Fish and shellfish populations are a vital source of protein for many of the world?s people, and several of the largest are found along the eastern boundaries of the Pacific and Atlantic Oceans, where cold, deep water moves towards the surface, bringing nutrients that support both production by plants (phytoplankton) and the fish populations that feed on them. To ensure sustainability, fish and shellfish managers need information not only on the number of animals available at any given time, but also on potential future numbers, so that they can plan for such things as the number of fishing boats required or the size of seafood processing plants. Forecasting what will occur in such eastern boundary areas is difficult, however, because local winds rapidly change conditions. Adverse climate impacts, such as rising ocean temperatures and increasing acidity, are already affecting many coastal fishing-dependent communities, and such longer-term changes also have to be considered. The project aims to develop a decision support system, which uses the latest ocean models incorporating marine physics, chemistry and biology, to assist fish and shellfish managers in making their decisions. This is important as there are many stakeholders involved in harvesting fish and shellfish, who may have potentially conflicting interests. To this end, the research is aimed at integrating the outputs from the ocean models with a web-based decision support system that will help fisheries managers and industry make informed decisions to ensure that both the industry and its associated food production are sustainable. The investigators will work directly with the stakeholders to develop tools that are specifically able to meet their needs. The initial focus of the work is the California Current system along the U.S. west coast from California to Washington, which supports a local seafood industry valued annually at about $12 billion, with additional billions from catches landed by foreign boats in the U.S. If successful, the new tools should be extendable to other similar regions of the global ocean, thus increasing the value of the research. The project will provide training for students, including those from under-represented groups, in the use of the latest ocean models, as well as development opportunities for young faculty members at the participating institutions.
Climate change-driven adverse ocean impacts are already affecting many rural, coastal, fishing-dependent communities, and these adverse impacts will likely accelerate for the foreseeable future.
Forecasting potential changes in eastern boundary upwelling systems has benefitted recently from improvements in the resolution of global Earth system models, so that the latest eddy-resolving models at 10 km ocean resolution have greatly reduced systematic errors relative to observations. This project aims to use these advancements to improve forecasts of the fisheries potential of the California Current Ecosystem and improve decision making by managers and other stakeholders. The project will couple the output from such a high-resolution model simulation with the Marine Biogeochemistry Library and Fisheries Size and Functional Type models, thus incorporating physics, chemistry and biology with climate variability.
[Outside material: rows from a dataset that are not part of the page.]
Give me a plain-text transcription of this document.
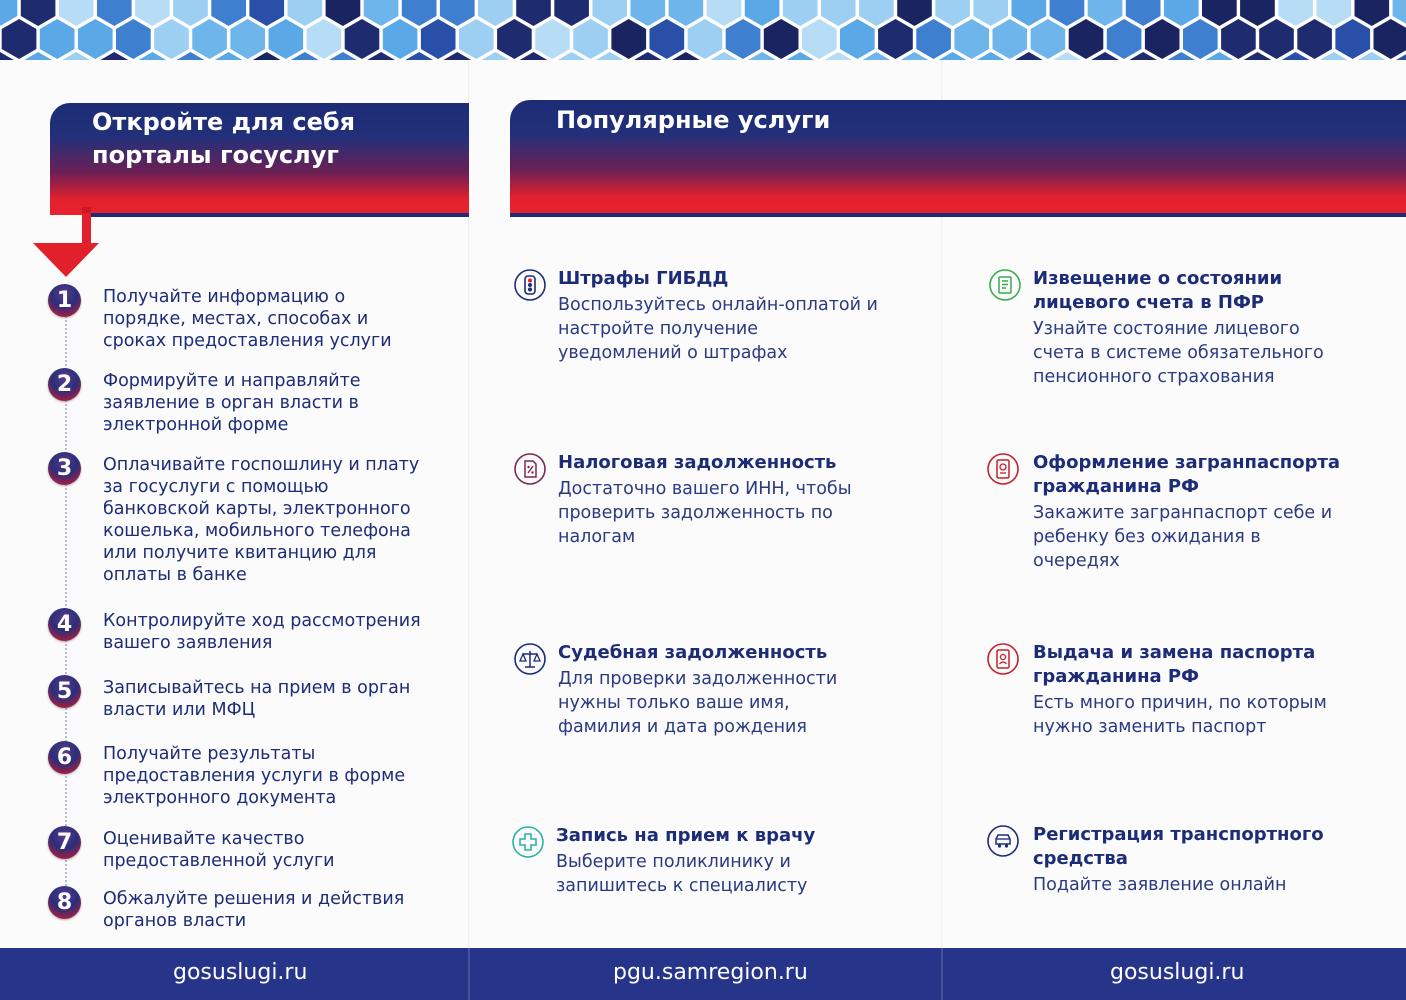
Откройте для себя порталы госуслуг
Популярные услуги
1	Получайте информацию о порядке, местах, способах и сроках предоставления услуги
2	Формируйте и направляйте заявление в орган власти в электронной форме
3	Оплачивайте госпошлину и плату за госуслуги с помощью банковской карты, электронного кошелька, мобильного телефона или получите квитанцию для оплаты в банке
4	Контролируйте ход рассмотрения вашего заявления
5	Записывайтесь на прием в орган власти или МФЦ
6	Получайте результаты предоставления услуги в форме электронного документа
7	Оценивайте качество предоставленной услуги
8	Обжалуйте решения и действия органов власти
Штрафы ГИБДД
Воспользуйтесь онлайн-оплатой и настройте получение уведомлений о штрафах
Налоговая задолженность
Достаточно вашего ИНН, чтобы проверить задолженность по налогам
Судебная задолженность
Для проверки задолженности нужны только ваше имя, фамилия и дата рождения
Запись на прием к врачу
Выберите поликлинику и запишитесь к специалисту
Извещение о состоянии лицевого счета в ПФР
Узнайте состояние лицевого счета в системе обязательного пенсионного страхования
Оформление загранпаспорта гражданина РФ
Закажите загранпаспорт себе и ребенку без ожидания в очередях
Выдача и замена паспорта гражданина РФ
Есть много причин, по которым нужно заменить паспорт
Регистрация транспортного средства
Подайте заявление онлайн
gosuslugi.ru	pgu.samregion.ru	gosuslugi.ru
The results will be integrated with a prototype, web-based decision support system, that uses mathematical decision analysis capabilities, to assist fisheries managers to model the complex, climate-related decision problems on which fisheries production depends. This is vital to ensure that the region can continue to support a sustainable fishery in the long term and the communities that depend on fishing for a living. In Phase 1, the project will develop a prototype of this linked decision system. The project will also develop a well-networked multidisciplinary team of modelers, social scientists, fisheries managers, economists, and industry and community stakeholders to advance convergence science and develop avenues for more sustainable fisheries under a changing climate. This team is essential for developing tools that are directly applicable to the needs of fishery stakeholders and will be fostered by meaningful communication between all groups throughout the project period. If successful, the model suite and decision support system should be extendable to other similar regions of the global ocean. Students and post-doctoral researchers, the next generation of scientists, will be trained in decision analysis and to use the most current high-resolution models. Furthermore, the project will provide valuable professional development opportunities for early career female Co-PIs involved in the program.
This award reflects NSF's statutory mission and has been deemed worthy of support through evaluation using the Foundation's intellectual merit and broader impacts review criteria.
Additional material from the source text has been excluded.